Compensating the former commercial farmers is seen as key to unlocking fresh financing for the country as well as restoring relations with the international community.

Mnangagwa has pledged to compensate the farmers, but the Treasury says it does not presently have funds to commit to this exercise.

“While work on the extent of government’s obligations is still to be finalised, the resources required to compensate and put closure to this important issue (compensation of

displaced commercial farmers) is

obviously beyond the capacity of budget to finance,” the Treasury

said in its investment and expenditure plan for 2019 booklet released this month.

Finance Minister Mthuli Ncube said in the 2019 budget statement last month the government was still working on determining the amount it had to pay to the displaced farmers.

Treasury has emphasised that there is no room to cater for the compensation of the commercial farmers through budget provisions.

Zimbabwe has other pressing financial obligations such as settling debt and arrears owed to the World Bank and African Development Bank among other international lenders.

Ncube is also reviewing the funding mechanisms for input support schemes and wants the private sector to be more involved in funding agriculture. His concerns come after “expenditure on agriculture reached $1.1billion as at August 2018” against a budget target of $401million.

Ncube, who has been criticised for austerity measures to jump-start Zimbabwe’s economy, said he wanted banks and contractors to fund farmers.
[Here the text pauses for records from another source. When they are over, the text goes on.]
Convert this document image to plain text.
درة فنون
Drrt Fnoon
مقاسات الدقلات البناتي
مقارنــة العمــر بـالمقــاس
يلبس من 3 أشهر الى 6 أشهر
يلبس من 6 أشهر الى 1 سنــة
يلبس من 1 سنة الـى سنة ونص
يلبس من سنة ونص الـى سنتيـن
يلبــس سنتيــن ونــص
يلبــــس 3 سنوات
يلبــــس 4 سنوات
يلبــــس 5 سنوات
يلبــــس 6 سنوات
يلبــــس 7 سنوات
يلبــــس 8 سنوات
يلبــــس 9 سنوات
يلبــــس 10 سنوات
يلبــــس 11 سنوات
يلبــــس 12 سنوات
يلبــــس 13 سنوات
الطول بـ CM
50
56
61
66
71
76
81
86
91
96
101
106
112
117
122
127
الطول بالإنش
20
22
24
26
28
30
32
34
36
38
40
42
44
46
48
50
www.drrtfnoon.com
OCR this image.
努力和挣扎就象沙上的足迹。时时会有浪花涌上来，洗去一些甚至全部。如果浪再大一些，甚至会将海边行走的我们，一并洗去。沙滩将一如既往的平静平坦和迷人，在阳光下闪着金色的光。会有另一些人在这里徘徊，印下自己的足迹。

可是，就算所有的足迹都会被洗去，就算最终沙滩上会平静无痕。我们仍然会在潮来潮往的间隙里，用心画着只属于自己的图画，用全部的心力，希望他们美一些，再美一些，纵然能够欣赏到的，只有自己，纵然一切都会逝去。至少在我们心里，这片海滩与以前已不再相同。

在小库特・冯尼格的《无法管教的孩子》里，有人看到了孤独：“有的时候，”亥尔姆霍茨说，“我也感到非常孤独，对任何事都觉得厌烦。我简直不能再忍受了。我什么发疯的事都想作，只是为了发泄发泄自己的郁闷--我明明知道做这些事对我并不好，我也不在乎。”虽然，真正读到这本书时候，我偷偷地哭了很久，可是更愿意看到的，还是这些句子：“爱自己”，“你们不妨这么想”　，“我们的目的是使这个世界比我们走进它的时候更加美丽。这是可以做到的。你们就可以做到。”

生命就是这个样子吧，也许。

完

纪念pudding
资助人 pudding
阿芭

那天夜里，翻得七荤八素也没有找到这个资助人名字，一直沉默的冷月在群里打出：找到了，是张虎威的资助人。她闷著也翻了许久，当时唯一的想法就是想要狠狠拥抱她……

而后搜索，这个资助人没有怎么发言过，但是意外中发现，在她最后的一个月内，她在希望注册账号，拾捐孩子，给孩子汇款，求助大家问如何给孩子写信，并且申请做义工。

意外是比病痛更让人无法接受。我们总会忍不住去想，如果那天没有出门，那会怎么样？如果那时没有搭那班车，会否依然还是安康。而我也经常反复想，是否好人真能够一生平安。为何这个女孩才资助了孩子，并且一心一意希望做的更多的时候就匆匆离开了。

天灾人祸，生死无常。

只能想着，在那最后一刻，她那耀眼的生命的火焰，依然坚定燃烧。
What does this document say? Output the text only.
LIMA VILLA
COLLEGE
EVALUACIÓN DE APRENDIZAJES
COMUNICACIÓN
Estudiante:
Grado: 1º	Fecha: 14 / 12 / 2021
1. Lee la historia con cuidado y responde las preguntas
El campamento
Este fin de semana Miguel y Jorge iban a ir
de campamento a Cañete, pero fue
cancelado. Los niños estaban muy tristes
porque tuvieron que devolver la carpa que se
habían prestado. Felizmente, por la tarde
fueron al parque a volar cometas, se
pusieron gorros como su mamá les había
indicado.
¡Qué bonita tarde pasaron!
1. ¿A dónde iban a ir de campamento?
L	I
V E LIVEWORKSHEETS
He said last week that the government would address concerns raised by banking institutions over farm leases given to the new black farmers.

“We will address the concerns that banks have brought forward about the 99-year land leases,” he said.

The government is now “mobilising strategies and finance mechanisms are being pursued” and these include the setting up of a land bank.

Mnangagwa has said there was no going back on the land takeover issue in Zimbabwe despite the controversy that dogged the initiative and how it cut agricultural productivity, leaving the once breadbasket of the region as a net importer of grains such as wheat and maize.